O primeiro impacto que tive de Copenhagem foi logo no aeroporto, moderno, com uma arquitetura incrível. Cabe aqui um parênteses. Berlim já teve três aeroportos -- coisas de cidade dividida --, hoje tem dois em pleno funcionamento: o Tegel e o Schöneberg. Eu só conheço o primeiro e ele é bem bagunçado: não uma separação clara entre embarque e desembarque, há lojas no meio dos balcões das companhias, terminais que não se comunicam internamente. Quase uma rodoviária. Tudo bem, eu aprendi que o Tegel foi construído às pressas, de improviso, no período da Luftbrücke, quando a URSS bloqueou os acessos por terra e água entre Berlim Ocidental e o resto do território controlado pelos aliados do ocidente. Pessoas e coisas só chegavam à cidade de avião. Mas acho que hoje em dia a capital da Alemanha merecia um aeroporto mais organizado.

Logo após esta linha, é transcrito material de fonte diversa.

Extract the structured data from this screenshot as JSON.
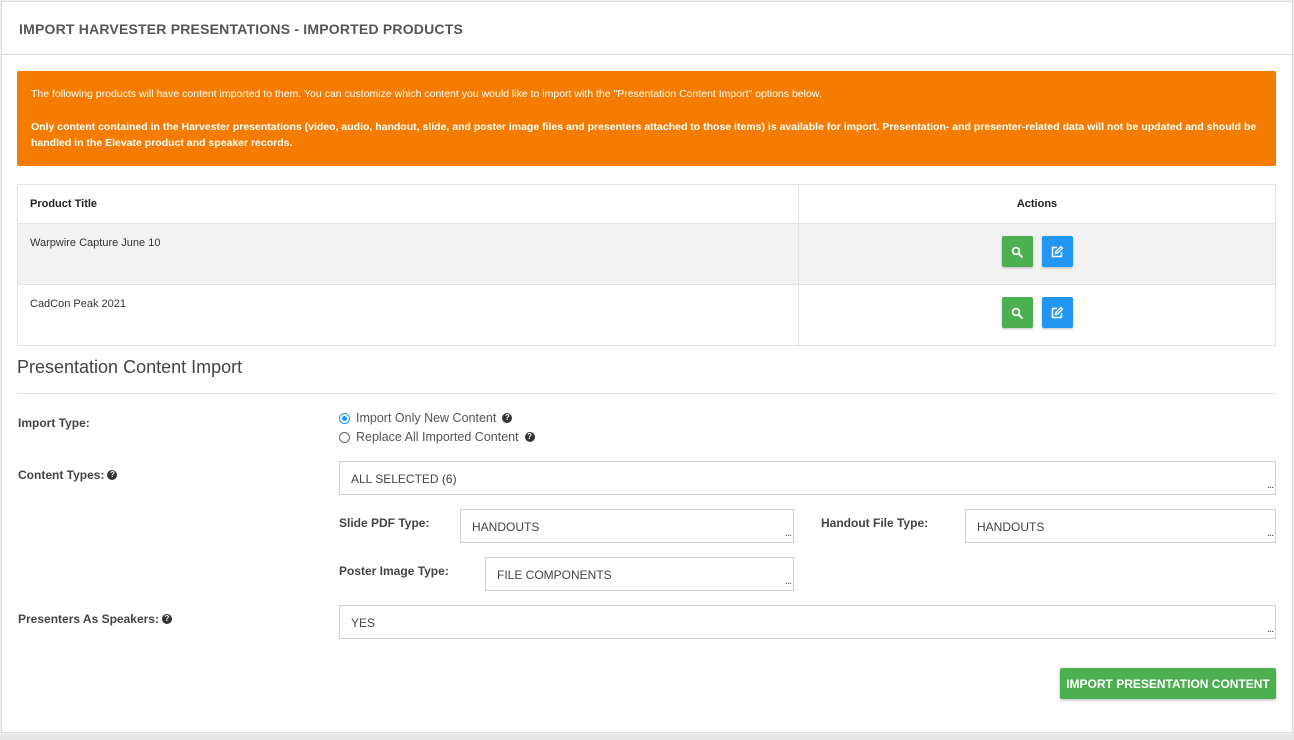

Pois bem, o aeroporto de Copenhagem é o oposto, refletindo o que o design escandinavo tem de melhor. Sem contar que tem um trem que custa € 5,00 e liga o aeroporto à Estação Central da cidade em 13 minutos. Muito civilizado.

Como já relatei no blog, num texto que escrevi no albergue, quando ainda estava lá, no primeiro dia choveu praticamente o tempo inteiro. Enfiei-me na NY Carlsberg Glyptotek, um dos museus mais bonitos que já visitei -- não tanto pelo acervo (se bem que eles têm uns quadros do impressionismo francês bem bacanas), mas pelo ambiente interno, onde me senti dentro de um verdadeiro palácio. No resto do dia, deu para andar muito pouco pela cidade.

À noite fui a um bar onde estavam passando a final do Eurovision. Quem já esteve na Europa nessa época sabe como esse festival de música movimenta as pessoas por aqui. Já tinha observado um pouco em 2007, quando estava em Munique, mas como a gente não ouve falar a respeito no Brasil, nem entendi direito do que se tratava. Os países apresentam os números musicais em dois dias, e, no sábado, acontece a final: cada país tem o direito de distribur um determinado número de pontos, mas não pode premiar o próprio candidato. O país vencedor ganha o direito de sediar o festival no ano seguinte.

Neste ano, parece que o candidato da Dinamarca era meio fraquinho, porque a torcida lá estava dividida entre outros países nórdicos: uma parte torcendo por uma soprano da Suécia que se apresentou com um dance lírico, se podemos chamar assim; outra por uma cantora linda da Islândia; e, por fim, uma grande porção torcendo pela Noruega, que inscreveu um garoto que parece ter 14 anos, mas cantou uma música falando sobre o amor (achei terrível, aliás). Ganhou o rapaz da Noruega, em segundo a islandesa -- para vocês verem a força dos países nórdicos no festival. Tudo é muito cafona, vocês precisam ver, mas é incrível como o povo se organiza para torcer. Anyway, cantores e grupos consagrados, como o ABBA, já passaram por ele.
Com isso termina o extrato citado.